FAST-FORWARD TO 2012
Fans, family, and friends joined together Labor Day weekend at a charming Mediterranean restaurant in Pioneer Square to see Joanne's new show. Crossing the street, this writer waved at the incredibly talented Faye, affectionately known as 'Fayzee' to a limited number of 6,591 fans and friends. Hugs, air kisses, laughs in the middle of the street -the 'usual' music/cabaret/jazz fan greeting - led to my asking, 'Where are you singing these days?' Faye laughed 'that laugh' and ruefully smiled, 'Wherever I can ...' A pause, then the fateful, throwaway, oh-so-casual comment: 'Milton, darling, why don't you open your club for us. You love all of us and most of us love you.'
Joanne's show was an incredible triumph for the incredibly talented self-described 'broad.' Everyone crammed into the sold-out show. Jill, her twin sister, flew up from Los Angeles. The original 'Lewd Fingers' from Angry Housewives crowded into the crowded table. Clayton and Suzanne Corzette, of course, as usual, were busy toasting Joanne and everyone. Joanne, resplendent in black chiffon, towering black patent four-inch heels, two tons of 'diamonds,' and a new, smart hairstyle opened the show with 'My Heart Belongs to Daddy,' which went through the roof. The energy, the music, the emotion, the natural rush of jazz and cabaret never stopped. One could hear the voices of Jolson and Tucker and Durante and Garland screaming, 'You ain't heard nothing yet!'
Hours and delirious hours later, the over-capacity crowd had to be pushed out the door. Joanne kissed everyone. Moi included. Faye winked at me and whispered, 'Do it.'
And, thus, Milton Hamlin's Magical Musical Emporium ... opens Sunday at Egan's. The intimate, as in tiny, club is usually closed on Sunday and Monday.
Not this month. The first Sunday finds '25 Divas' singing their hearts out for women's cancer charities. The next Sunday, AIDS charities get the focus. Then PAWS, then Real Change, the Seattle paper that hopes to make real change in the lives of the city's all-too-many homeless. Everyone pays $25 - 'or more ... we're worth it.' Everyone, this writer/producer included.
A Monday night series, with a more modest $10 cover (pay what you can at curtain time), acts as an audition showcase for various Seattle groups. Titled, 'Hey, Mr. Producer,' it features nine or 10 guest artists - 'including monkey acts,' one wit snarled - in three-song 'audition' tradition. Details on that series later - it includes a Cabaret at the Crepe and Cabaret at Thumper's reunion (with the 'I'm Still Here' Don Carrey as special guest - and, yes, that is a reference to Stephen Sondheim that anyone who has read this far knows all too well).

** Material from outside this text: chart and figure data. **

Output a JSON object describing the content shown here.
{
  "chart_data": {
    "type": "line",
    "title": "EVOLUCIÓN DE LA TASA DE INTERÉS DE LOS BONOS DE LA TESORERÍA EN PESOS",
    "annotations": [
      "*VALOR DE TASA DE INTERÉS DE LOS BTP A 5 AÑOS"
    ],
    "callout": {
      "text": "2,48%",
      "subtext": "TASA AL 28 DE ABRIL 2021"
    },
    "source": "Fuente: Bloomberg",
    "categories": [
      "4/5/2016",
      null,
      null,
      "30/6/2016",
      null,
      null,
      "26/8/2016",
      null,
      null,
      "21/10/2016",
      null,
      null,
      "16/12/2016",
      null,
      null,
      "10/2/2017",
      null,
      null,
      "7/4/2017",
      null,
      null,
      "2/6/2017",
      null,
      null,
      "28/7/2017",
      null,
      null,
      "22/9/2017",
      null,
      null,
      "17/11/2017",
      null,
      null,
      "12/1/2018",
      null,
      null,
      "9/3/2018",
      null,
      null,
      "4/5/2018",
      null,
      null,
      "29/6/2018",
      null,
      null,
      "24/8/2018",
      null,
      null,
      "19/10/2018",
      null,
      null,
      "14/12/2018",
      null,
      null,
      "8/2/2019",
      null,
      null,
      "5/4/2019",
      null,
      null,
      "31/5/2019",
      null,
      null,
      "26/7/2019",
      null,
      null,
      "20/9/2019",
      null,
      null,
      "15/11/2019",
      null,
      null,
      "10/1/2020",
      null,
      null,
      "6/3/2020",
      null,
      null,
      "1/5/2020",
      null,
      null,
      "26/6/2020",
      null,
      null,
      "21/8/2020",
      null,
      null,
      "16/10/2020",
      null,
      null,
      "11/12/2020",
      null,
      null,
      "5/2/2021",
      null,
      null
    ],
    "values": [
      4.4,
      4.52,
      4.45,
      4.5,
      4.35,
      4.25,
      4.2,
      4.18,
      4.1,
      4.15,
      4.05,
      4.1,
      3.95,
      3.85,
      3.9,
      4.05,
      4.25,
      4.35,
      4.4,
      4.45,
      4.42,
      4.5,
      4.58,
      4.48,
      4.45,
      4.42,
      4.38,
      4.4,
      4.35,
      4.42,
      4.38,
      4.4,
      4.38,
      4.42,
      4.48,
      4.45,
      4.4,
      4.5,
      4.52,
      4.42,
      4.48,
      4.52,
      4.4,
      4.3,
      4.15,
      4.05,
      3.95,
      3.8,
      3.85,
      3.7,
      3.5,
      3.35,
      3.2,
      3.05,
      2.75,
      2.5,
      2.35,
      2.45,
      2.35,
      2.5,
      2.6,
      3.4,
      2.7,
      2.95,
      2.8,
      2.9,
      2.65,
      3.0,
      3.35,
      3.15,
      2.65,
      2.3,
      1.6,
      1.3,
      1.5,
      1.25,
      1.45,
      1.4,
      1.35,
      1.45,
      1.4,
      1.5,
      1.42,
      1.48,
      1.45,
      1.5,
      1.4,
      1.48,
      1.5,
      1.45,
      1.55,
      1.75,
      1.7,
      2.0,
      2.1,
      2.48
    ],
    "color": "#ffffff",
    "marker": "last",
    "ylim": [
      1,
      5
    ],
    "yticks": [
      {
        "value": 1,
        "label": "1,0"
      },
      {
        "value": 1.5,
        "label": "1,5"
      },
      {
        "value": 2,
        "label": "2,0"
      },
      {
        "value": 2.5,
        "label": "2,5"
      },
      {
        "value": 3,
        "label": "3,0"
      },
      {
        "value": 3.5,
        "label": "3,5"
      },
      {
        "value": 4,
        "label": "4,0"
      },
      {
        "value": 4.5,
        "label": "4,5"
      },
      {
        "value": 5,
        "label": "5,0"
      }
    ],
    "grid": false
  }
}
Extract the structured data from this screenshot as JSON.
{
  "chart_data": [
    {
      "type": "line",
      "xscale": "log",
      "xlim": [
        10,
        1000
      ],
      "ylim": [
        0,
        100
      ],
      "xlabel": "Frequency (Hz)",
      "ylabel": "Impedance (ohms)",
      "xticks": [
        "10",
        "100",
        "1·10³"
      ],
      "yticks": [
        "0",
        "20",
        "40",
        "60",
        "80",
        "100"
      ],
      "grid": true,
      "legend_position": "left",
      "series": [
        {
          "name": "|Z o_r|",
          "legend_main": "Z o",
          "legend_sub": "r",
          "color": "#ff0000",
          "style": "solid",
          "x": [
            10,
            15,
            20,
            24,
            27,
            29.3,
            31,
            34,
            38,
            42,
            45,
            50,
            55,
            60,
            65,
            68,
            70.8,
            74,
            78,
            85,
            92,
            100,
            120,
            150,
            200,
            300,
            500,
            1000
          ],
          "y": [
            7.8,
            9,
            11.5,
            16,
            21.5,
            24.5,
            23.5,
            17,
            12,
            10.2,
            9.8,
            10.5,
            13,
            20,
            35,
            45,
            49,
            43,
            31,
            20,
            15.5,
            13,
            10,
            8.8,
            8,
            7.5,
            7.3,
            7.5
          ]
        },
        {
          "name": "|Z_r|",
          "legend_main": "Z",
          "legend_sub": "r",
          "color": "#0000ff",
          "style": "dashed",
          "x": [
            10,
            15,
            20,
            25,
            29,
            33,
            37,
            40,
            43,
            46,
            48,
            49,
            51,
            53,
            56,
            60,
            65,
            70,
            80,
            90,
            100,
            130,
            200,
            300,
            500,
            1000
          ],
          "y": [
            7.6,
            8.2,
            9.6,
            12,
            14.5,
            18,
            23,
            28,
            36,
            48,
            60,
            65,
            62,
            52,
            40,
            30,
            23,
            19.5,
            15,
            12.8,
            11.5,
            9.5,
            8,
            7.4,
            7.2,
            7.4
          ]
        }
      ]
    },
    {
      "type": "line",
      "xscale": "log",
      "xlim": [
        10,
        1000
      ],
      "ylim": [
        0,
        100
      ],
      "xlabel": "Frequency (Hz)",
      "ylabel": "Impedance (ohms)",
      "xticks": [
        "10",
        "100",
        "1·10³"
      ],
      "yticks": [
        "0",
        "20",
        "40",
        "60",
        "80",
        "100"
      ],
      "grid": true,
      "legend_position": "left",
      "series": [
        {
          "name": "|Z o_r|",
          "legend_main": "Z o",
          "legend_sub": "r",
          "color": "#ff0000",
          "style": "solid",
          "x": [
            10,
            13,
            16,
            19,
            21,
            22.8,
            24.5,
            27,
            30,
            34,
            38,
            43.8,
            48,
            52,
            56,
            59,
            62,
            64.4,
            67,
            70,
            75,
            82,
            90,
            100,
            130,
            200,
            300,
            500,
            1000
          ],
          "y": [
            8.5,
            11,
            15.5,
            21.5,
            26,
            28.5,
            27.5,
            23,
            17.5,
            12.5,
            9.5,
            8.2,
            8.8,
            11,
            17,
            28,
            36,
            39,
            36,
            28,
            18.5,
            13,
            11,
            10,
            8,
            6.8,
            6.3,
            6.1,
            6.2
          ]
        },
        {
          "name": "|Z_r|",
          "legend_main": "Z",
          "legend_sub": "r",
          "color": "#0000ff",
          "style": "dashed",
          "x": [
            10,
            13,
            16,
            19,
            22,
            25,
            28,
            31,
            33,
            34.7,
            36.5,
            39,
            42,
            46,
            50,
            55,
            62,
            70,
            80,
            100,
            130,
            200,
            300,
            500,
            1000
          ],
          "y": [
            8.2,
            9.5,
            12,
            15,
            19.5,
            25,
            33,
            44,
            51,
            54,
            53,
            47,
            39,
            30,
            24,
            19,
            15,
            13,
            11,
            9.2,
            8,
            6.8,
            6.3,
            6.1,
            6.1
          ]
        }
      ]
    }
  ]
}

'25 Bucks for 25 Divas' is technically sold out with NO advertising. Word of mouth, the GLBT Mafia, the more powerful Cabaret Mafia, and good luck 'in this economy' made it happen. Egan's and Hamlin promise to seat everyone, even 'if we have to sing all night.' Be there or be square, as they say (but no one ever has told this scribe who 'they' really are). No reservations, few exceptions (the Tap Dancing Midget from Don't Tell Mama's in New York, Liza Minnelli, and Michael Feinstein are among those few exceptions).
(Full disclosure: This was written 'with a little help from my friends': Michael Halladay, former SGN writer; Khristopher Kamera, A&E writer, JUST OUT in Portland; Olivia Francis, freelance writer specializing in Lesbian concerns; and G.A.H., writer for Queen Anne News and the Northwest Asian Weekly, aka Number One Son. Miguel Hamlin-Gonzalez, writer for La Voz, the state Hispanic paper, contributed as well. Thanks to all. Kander and Ebb said it all when Sally sang, 'What good is sitting alone in your room ... come to the Cabaret.' Good night, Elsie, and Mrs. Calabash, wherever you are.)